Definitiv! Ich hatte sehr viel Glück, dass ich so unglaublich tolle Eltern und auch einen tollen Bruder habe. Wir haben immer noch ein sehr enges Verhältnis. Alle sind noch voll in mein Leben und in das unserer Kinder involviert. Die Werte, die ich zuhause gelernt habe, will ich auch auf unsere Kinder übertragen.

Führen Sie uns bitte einmal durch einen normalen Tag in Ihrem Leben.

Ehrlicherweise bin ich an den meisten Tagen sehr beschäftigt. Ich mache alles, was man als Mutter so macht: Sachen für die Schule vorbereiten, Essen kochen, Wäsche waschen. Morgens checke ich meistens meine E-Mails. Ich habe noch immer viele Verpflichtungen. Zum Beispiel arbeite ich jetzt mit dem Unternehmen Haier zusammen und bin sehr glücklich, dass ich deren erste globale Botschafterin bin. Dazu kommen Engagements für Unicef oder Rolex. Mein Mann und ich gehen zu vielen Events. Aber mir macht es Spaß und ich finde es superwichtig, diese Seite meines Lebens zu behalten. Mit fünf Jahren habe ich angefangen Tennis zu spielen, deswegen ist es für mich keine Option, nicht zu arbeiten. Ich denke auch, dass es einfach gesund ist, Körper und Geist fit hält. Klar gäbe es auch die Option nichts zu tun, aber es ist wichtig, dass die Kinder sehen, dass die Eltern ihr Leben sinnvoll nutzen und Spaß daran haben.

Noch einmal zurück in die Tenniswelt. Wie oft sind Sie in den letzten Jahren bei einem Grand Slam-Turnier, wie jetzt in Paris, gewesen? 

In Paris war ich tatsächlich recht häufig für Jobs während der French Open. Dieses Jahr waren es vier Tage und es ist immer etwas Besonderes, hier zu sein. Es ist interessant zu sehen, wie sich die Plätze, das Stadion und die komplette Anlage mit den Jahren verändert und weiterentwickelt hat. Sich einfach  in Roland Garros zu bewegen, ist wunderschön. Da kommen dann auch viele Emotionen wieder hoch. Ich hoffe, dass ich eines Tages die Kinder mitnehmen und ihnen das zeigen kann.

Ihr Herz schlägt also noch für Tennis. Welche Rolle spielt Fußball?

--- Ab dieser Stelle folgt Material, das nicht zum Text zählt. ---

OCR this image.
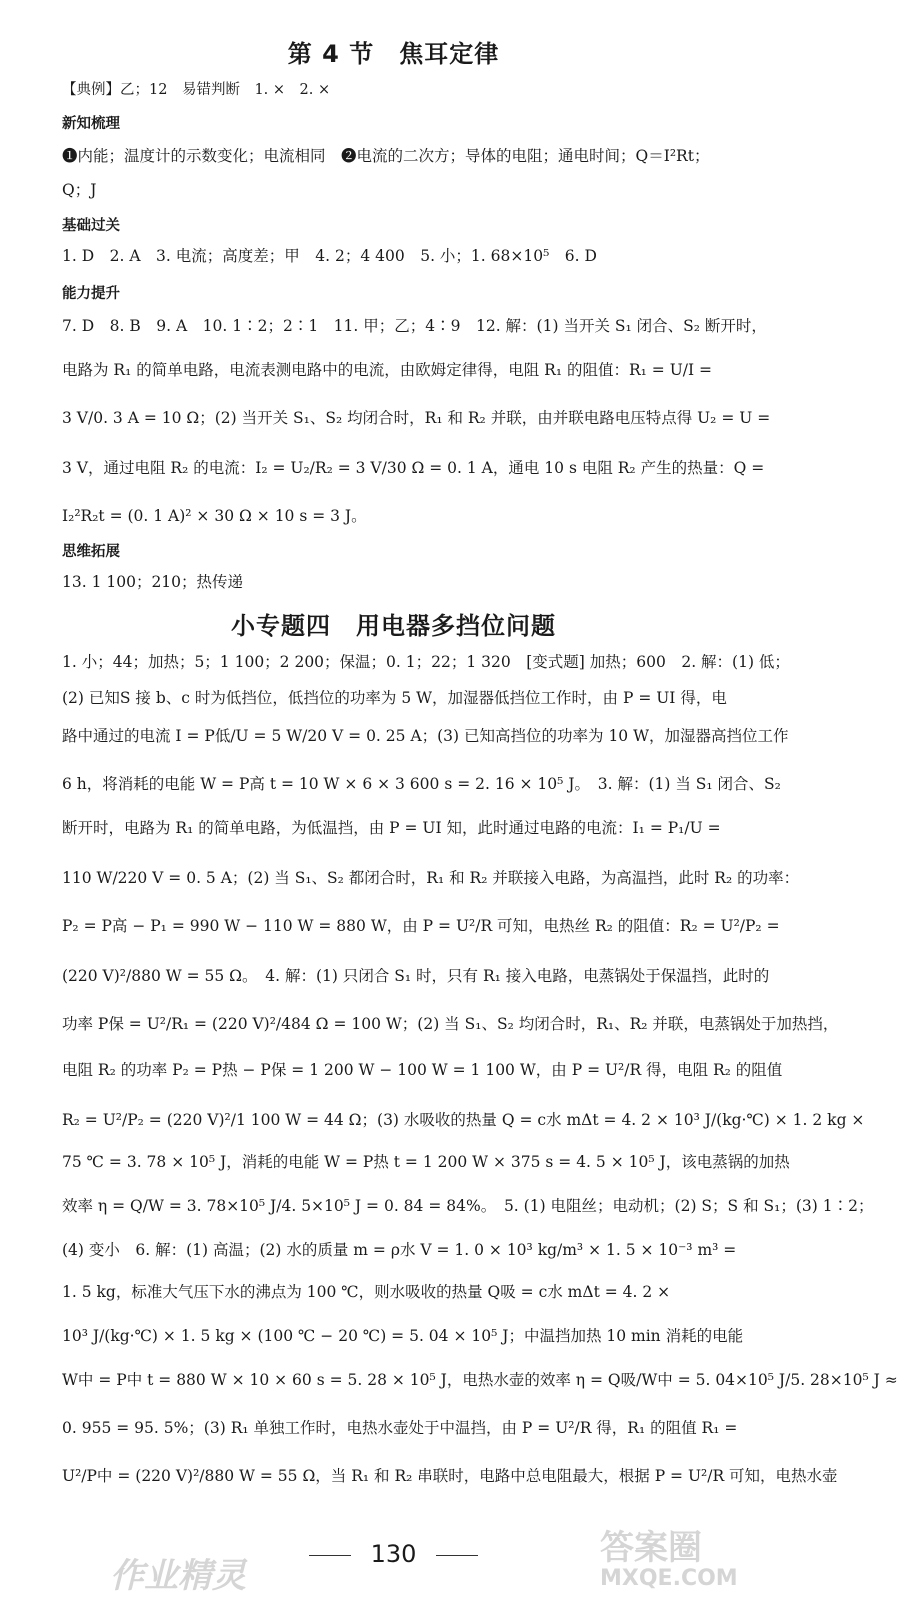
第 4 节　焦耳定律
【典例】乙；12　易错判断　1. ×　2. ×
新知梳理
❶内能；温度计的示数变化；电流相同　❷电流的二次方；导体的电阻；通电时间；Q＝I²Rt；
Q；J
基础过关
1. D　2. A　3. 电流；高度差；甲　4. 2；4 400　5. 小；1. 68×10⁵　6. D
能力提升
7. D　8. B　9. A　10. 1∶2；2∶1　11. 甲；乙；4∶9　12. 解：(1) 当开关 S₁ 闭合、S₂ 断开时，
电路为 R₁ 的简单电路，电流表测电路中的电流，由欧姆定律得，电阻 R₁ 的阻值：R₁ = U/I =
3 V/0. 3 A = 10 Ω；(2) 当开关 S₁、S₂ 均闭合时，R₁ 和 R₂ 并联，由并联电路电压特点得 U₂ = U =
3 V，通过电阻 R₂ 的电流：I₂ = U₂/R₂ = 3 V/30 Ω = 0. 1 A，通电 10 s 电阻 R₂ 产生的热量：Q =
I₂²R₂t = (0. 1 A)² × 30 Ω × 10 s = 3 J。
思维拓展
13. 1 100；210；热传递
小专题四　用电器多挡位问题
1. 小；44；加热；5；1 100；2 200；保温；0. 1；22；1 320　[变式题] 加热；600　2. 解：(1) 低；
(2) 已知S 接 b、c 时为低挡位，低挡位的功率为 5 W，加湿器低挡位工作时，由 P = UI 得，电
路中通过的电流 I = P低/U = 5 W/20 V = 0. 25 A；(3) 已知高挡位的功率为 10 W，加湿器高挡位工作
6 h，将消耗的电能 W = P高 t = 10 W × 6 × 3 600 s = 2. 16 × 10⁵ J。　3. 解：(1) 当 S₁ 闭合、S₂
断开时，电路为 R₁ 的简单电路，为低温挡，由 P = UI 知，此时通过电路的电流：I₁ = P₁/U =
110 W/220 V = 0. 5 A；(2) 当 S₁、S₂ 都闭合时，R₁ 和 R₂ 并联接入电路，为高温挡，此时 R₂ 的功率：
P₂ = P高 − P₁ = 990 W − 110 W = 880 W，由 P = U²/R 可知，电热丝 R₂ 的阻值：R₂ = U²/P₂ =
(220 V)²/880 W = 55 Ω。　4. 解：(1) 只闭合 S₁ 时，只有 R₁ 接入电路，电蒸锅处于保温挡，此时的
功率 P保 = U²/R₁ = (220 V)²/484 Ω = 100 W；(2) 当 S₁、S₂ 均闭合时，R₁、R₂ 并联，电蒸锅处于加热挡，
电阻 R₂ 的功率 P₂ = P热 − P保 = 1 200 W − 100 W = 1 100 W，由 P = U²/R 得，电阻 R₂ 的阻值
R₂ = U²/P₂ = (220 V)²/1 100 W = 44 Ω；(3) 水吸收的热量 Q = c水 mΔt = 4. 2 × 10³ J/(kg·℃) × 1. 2 kg ×
75 ℃ = 3. 78 × 10⁵ J，消耗的电能 W = P热 t = 1 200 W × 375 s = 4. 5 × 10⁵ J，该电蒸锅的加热
效率 η = Q/W = 3. 78×10⁵ J/4. 5×10⁵ J = 0. 84 = 84%。　5. (1) 电阻丝；电动机；(2) S；S 和 S₁；(3) 1∶2；
(4) 变小　6. 解：(1) 高温；(2) 水的质量 m = ρ水 V = 1. 0 × 10³ kg/m³ × 1. 5 × 10⁻³ m³ =
1. 5 kg，标准大气压下水的沸点为 100 ℃，则水吸收的热量 Q吸 = c水 mΔt = 4. 2 ×
10³ J/(kg·℃) × 1. 5 kg × (100 ℃ − 20 ℃) = 5. 04 × 10⁵ J；中温挡加热 10 min 消耗的电能
W中 = P中 t = 880 W × 10 × 60 s = 5. 28 × 10⁵ J，电热水壶的效率 η = Q吸/W中 = 5. 04×10⁵ J/5. 28×10⁵ J ≈
0. 955 = 95. 5%；(3) R₁ 单独工作时，电热水壶处于中温挡，由 P = U²/R 得，R₁ 的阻值 R₁ =
U²/P中 = (220 V)²/880 W = 55 Ω，当 R₁ 和 R₂ 串联时，电路中总电阻最大，根据 P = U²/R 可知，电热水壶
130
作业精灵
答案圈
MXQE.COM
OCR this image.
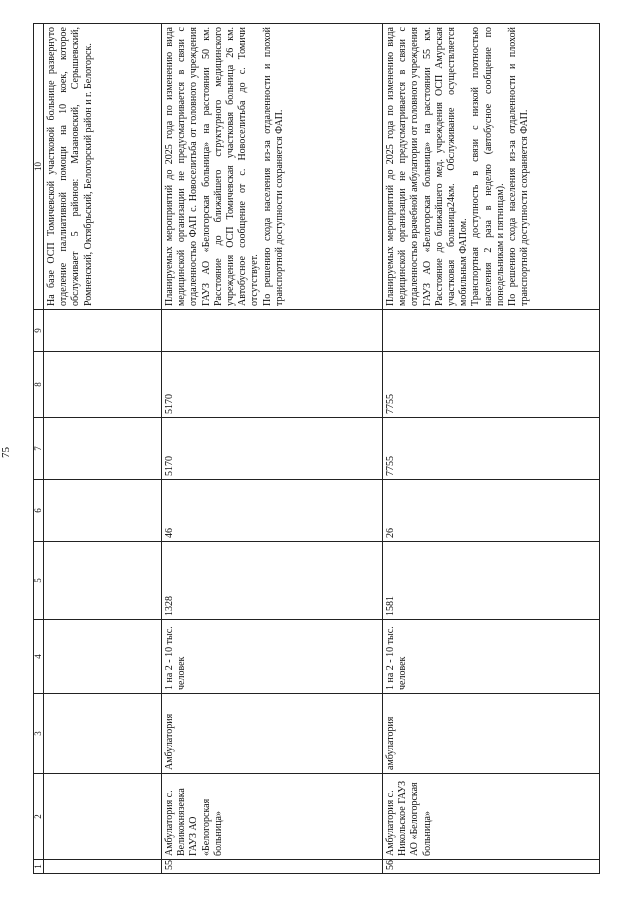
75
1	2	3	4	5	6	7	8	9	10

									На базе ОСП Томичевской участковой больнице развернуто отделение паллиативной помощи на 10 коек, которое обслуживает 5 районов: Мазановский, Серышевский, Ромненский, Октябрьский, Белогорский район и г. Белогорск.

55	Амбулатория с. Великокнязевка ГАУЗ АО «Белогорская больница»	Амбулатория	1 на 2 - 10 тыс. человек	1328	46	5170	5170		Планируемых мероприятий до 2025 года по изменению вида медицинской организации не предусматривается в связи с отдаленностью ФАП с. Новоселитьба от головного учреждения ГАУЗ АО «Белогорская больница» на расстоянии 50 км. Расстояние до ближайшего структурного медицинского учреждения ОСП Томичевская участковая больница 26 км. Автобусное сообщение от с. Новоселитьба до с. Томичи отсутствует. По решению схода населения из-за отдаленности и плохой транспортной доступности сохраняется ФАП.

56	Амбулатория с. Никольское ГАУЗ АО «Белогорская больница»	амбулатория	1 на 2 - 10 тыс. человек	1581	26	7755	7755		Планируемых мероприятий до 2025 года по изменению вида медицинской организации не предусматривается в связи с отдаленностью врачебной амбулатории от головного учреждения ГАУЗ АО «Белогорская больница» на расстоянии 55 км. Расстояние до ближайшего мед. учреждения ОСП Амурская участковая больница24км. Обслуживание осуществляется мобильным ФАПом. Транспортная доступность в связи с низкой плотностью населения 2 раза в неделю (автобусное сообщение по понедельникам и пятницам). По решению схода населения из-за отдаленности и плохой транспортной доступности сохраняется ФАП.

Ganz ehrlich: Ich bin echt kein großer Fußballfan. Manchmal schaue ich es, aber auch eigentlich nur, wenn mein Mann gerade schaut. Er guckt schon sehr viel. Manchmal schauen wir es abends gemeinsam, wenn die Kids schon schlafen. Aber Tennis ist definitiv meine Sportart Nummer eins.

Wir sprachen darüber, dass Sie ab und zu mit Bastian Matches spielen. Wird er besser? Geben Sie ihm Tipps?

Er will keine Tipps! Er erlaubt mir nicht, welche zu geben. Aber er wird besser. Letztes Jahr hat er sich übrigens eine Bohrmaschine gekauft. Die Heimarbeit scheint ihn zu entspannen (lacht). Wir machen auch viel im Garten. Ich finde es wichtig den Kindern zu zeigen, wie man Blumen und Bäume anpflanzt. Wir haben einen kleinen Kräutergarten, züchten Tomaten und Zitronen. Wir verbringen schon viel Zeit draußen.

Vita Ana Ivanovic

Die Serbin, 36, begann als Fünfjährige mit Tennis, nachdem sie im Fernsehen Monica Seles hatte spielen sehen. Zwölf Wochen war sie die Nummer eins der Welt. Ihr Roland Garros-Titel von 2008 blieb ihr einziger Sieg bei einem Major. Insgesamt gewann sie 15 WTA-Titel und verdiente rund 15,5 Millionen Dollar Preisgeld. 2016 trat sie vom Tennissport zurück. Ivanovic ist heute Markenbotschafterin (u.a. Haier, Rolex, Unicef). Mit ihrer Familie lebt sie in Österreich und auf Mallorca.